Il riarmo è un pozzo senza fondo, un piatto in continuo rilancio. Ci si guarda bene dall’andare a vedere perché farlo significherebbe dar fuoco alle polveri. Così i meno solidi precipitano verso il fallimento. La Bundeswehr ha già fatto sapere che i 100 straordinari miliardi di euro stanziati dal governo di Berlino per rafforzare l’esercito tedesco sono di fatto già tutti impegnati. Ne servono altri, molti di più se si vuole avere, come insiste il ministro della difesa Boris Pistorius, un potente esercito adeguato al combattimento. Una volta il termine lessicalmente appropriato a una siffatta forza armata era quello assunto nel 1935 di Wehrmacht.

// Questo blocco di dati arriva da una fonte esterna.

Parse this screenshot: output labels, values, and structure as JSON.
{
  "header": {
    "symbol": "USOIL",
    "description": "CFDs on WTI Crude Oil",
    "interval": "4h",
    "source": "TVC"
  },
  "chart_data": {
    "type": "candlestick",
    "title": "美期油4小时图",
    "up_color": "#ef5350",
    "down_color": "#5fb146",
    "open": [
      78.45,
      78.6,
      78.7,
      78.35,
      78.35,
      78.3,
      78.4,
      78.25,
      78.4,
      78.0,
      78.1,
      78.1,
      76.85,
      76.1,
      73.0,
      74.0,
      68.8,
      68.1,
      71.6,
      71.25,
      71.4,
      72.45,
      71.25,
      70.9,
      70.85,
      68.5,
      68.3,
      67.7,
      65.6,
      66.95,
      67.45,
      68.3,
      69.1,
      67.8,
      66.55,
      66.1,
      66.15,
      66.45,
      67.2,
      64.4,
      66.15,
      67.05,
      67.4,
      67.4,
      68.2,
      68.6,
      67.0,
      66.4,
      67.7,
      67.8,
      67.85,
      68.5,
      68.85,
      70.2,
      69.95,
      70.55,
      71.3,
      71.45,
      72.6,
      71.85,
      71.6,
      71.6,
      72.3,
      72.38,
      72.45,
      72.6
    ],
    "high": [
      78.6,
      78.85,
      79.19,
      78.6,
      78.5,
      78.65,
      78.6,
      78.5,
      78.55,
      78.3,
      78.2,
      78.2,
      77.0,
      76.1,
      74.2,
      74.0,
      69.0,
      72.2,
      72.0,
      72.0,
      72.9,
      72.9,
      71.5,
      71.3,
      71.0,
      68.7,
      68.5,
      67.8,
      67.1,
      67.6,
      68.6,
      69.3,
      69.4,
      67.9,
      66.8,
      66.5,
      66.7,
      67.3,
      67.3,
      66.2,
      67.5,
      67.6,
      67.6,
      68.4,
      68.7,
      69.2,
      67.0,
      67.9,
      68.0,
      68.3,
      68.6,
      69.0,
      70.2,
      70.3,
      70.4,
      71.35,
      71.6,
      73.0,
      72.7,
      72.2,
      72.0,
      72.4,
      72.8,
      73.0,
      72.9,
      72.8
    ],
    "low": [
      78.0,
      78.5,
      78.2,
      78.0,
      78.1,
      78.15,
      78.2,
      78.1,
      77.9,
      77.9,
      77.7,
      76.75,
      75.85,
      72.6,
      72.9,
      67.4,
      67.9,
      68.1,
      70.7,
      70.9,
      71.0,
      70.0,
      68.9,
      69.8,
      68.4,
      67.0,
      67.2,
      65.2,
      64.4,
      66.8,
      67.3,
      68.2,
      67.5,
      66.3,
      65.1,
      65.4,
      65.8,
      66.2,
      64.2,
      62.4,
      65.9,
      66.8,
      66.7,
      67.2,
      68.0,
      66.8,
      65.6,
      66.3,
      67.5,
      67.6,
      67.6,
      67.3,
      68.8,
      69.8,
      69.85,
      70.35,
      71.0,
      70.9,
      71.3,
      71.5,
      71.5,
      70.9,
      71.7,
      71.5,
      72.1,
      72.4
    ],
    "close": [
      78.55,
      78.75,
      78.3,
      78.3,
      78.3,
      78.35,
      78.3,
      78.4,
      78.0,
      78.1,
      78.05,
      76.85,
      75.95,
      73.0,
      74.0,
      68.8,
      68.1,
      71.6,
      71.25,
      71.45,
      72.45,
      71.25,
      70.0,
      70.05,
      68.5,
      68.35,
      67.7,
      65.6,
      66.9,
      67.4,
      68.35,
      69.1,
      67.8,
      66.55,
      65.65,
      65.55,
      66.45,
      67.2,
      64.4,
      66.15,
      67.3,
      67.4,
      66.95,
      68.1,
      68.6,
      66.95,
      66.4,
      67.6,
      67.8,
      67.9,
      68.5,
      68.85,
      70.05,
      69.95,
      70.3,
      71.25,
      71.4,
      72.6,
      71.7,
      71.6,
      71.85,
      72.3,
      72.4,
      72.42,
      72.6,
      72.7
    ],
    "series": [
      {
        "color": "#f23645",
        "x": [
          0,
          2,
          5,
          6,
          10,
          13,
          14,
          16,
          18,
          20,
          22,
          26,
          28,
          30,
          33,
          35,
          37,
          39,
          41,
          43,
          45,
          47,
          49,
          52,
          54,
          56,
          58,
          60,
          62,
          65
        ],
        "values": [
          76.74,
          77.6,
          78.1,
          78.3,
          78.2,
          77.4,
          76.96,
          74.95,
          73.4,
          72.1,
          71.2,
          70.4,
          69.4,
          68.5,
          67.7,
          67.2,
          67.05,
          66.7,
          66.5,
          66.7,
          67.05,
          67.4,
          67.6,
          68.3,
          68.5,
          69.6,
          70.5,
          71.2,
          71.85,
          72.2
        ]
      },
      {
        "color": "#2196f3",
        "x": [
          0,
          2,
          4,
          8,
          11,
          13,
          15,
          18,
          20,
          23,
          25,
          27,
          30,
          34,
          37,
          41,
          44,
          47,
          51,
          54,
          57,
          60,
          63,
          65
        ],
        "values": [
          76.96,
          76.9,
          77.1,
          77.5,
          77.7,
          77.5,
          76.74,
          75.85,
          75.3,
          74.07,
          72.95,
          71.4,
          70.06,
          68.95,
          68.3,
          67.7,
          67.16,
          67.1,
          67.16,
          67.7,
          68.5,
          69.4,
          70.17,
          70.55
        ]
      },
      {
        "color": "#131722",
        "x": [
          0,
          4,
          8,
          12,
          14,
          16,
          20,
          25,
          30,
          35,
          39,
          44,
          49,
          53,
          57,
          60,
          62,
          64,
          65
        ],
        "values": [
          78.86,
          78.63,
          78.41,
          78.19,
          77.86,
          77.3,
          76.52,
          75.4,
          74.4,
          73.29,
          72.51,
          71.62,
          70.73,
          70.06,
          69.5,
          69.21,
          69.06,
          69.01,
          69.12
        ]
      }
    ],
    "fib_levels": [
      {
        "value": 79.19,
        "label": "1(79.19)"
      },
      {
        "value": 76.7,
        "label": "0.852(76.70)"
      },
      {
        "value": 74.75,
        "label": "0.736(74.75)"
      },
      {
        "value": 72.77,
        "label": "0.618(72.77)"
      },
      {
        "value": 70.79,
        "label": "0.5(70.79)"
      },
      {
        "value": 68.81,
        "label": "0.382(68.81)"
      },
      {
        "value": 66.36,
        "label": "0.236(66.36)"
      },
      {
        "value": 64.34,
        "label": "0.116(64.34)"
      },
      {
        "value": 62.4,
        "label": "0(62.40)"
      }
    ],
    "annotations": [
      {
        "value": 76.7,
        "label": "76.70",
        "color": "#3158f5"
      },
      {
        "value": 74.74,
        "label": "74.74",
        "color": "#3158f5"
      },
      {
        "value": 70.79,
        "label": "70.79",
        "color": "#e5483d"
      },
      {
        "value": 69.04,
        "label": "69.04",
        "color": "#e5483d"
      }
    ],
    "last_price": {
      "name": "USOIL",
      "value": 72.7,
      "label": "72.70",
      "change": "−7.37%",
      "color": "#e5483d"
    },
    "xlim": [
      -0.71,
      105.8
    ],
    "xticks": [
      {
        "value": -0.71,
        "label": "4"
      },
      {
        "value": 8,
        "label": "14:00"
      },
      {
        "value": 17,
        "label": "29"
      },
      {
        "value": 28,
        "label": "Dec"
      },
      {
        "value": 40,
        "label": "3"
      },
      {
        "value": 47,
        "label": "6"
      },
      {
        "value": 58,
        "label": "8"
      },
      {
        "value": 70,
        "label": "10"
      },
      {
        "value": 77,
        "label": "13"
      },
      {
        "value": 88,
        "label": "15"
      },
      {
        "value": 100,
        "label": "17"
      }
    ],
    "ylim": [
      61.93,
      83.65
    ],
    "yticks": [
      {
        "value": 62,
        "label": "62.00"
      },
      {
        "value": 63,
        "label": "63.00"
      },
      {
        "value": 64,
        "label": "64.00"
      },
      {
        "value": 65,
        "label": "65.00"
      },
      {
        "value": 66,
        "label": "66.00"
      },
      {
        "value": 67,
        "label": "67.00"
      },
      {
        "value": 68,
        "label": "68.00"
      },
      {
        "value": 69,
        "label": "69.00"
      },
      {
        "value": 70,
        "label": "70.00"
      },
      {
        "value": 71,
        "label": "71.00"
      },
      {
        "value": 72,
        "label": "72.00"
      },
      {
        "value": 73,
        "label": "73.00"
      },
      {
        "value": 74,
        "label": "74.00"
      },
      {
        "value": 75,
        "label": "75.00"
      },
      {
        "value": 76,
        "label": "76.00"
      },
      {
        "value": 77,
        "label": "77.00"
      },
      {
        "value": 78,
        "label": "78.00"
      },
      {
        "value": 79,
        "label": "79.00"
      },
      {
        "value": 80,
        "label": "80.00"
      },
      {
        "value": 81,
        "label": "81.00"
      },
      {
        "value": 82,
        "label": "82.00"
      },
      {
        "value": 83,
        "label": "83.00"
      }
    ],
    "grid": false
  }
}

Se da ogni parte si enfatizza l’urgenza di riarmare massicciamente i paesi europei, le resistenze a mettere in comune i costi di questa corsa alle armi restano decisamente tenaci, inversamente proporzionali ai toni angosciati dell’allarme. Con tutta evidenza l’incremento massiccio della spesa militare fa a pugni con l’impianto rigorista dell’architettura dell’Unione, a meno di sottoporre i cittadini europei, e soprattutto quelli del sud indebitato, a un feroce regime di austerità, che consenta di pagare le armi senza rinunciare alla difesa della rendita finanziaria.

Non è un caso che Ursula von der Leyen, la presidente della Commissione in cerca del bis, abbia inaugurato ad Atene la sua campagna elettorale tutta incentrata su un’Europa che deve prepararsi alla guerra, lodando e indicando come esempio il paese, già dissanguato dalla Troika e poi tornato nelle mani della destra, per il suo attuale zelo nell’incremento della spesa militare. Un esempio che più agghiacciante non potrebbe essere.

Fatte le debite proporzioni, per alcuni paesi europei (anche se tutti avranno qualcosa da perdere) la corsa al riarmo avrà sulle economie e sui livelli di benessere effetti pesantemente depressivi analoghi a quelli che contribuirono al declino dell’Urss. Ed è nei confronti degli Usa, soprattutto, che l’Europa non ne uscirà emancipata e più unita, ma ancora una volta indebolita e subalterna.

Vi è un modo di contrastare questa deriva? Di contrastare non solo l’eventualità effettiva di una guerra, ma anche il ridisegnarsi e rattrappirsi dell’Europa intorno a questa eventualità, intorno alla prepotente tirannia di una minacciosa proiezione? C’è un argomento morale, certamente. Ma c’è anche il rifiuto di spostare le risorse “dal burro ai cannoni”, di ridimensionare il welfare, e c’è la volontà di difendere il benessere conseguito, i redditi, le prestazioni sociali, le libertà individuali.

E se fosse, allora, una potente ondata di lotte sindacali a sottrarre all’economia di guerra le sue basi materiali oltre ai suoi orpelli ideologici? A favore del più nobile di tutti gli egoismi: quello della buona vita per tutti e per ognuno. Il più immediato e comprensibile antidoto contro la guerra.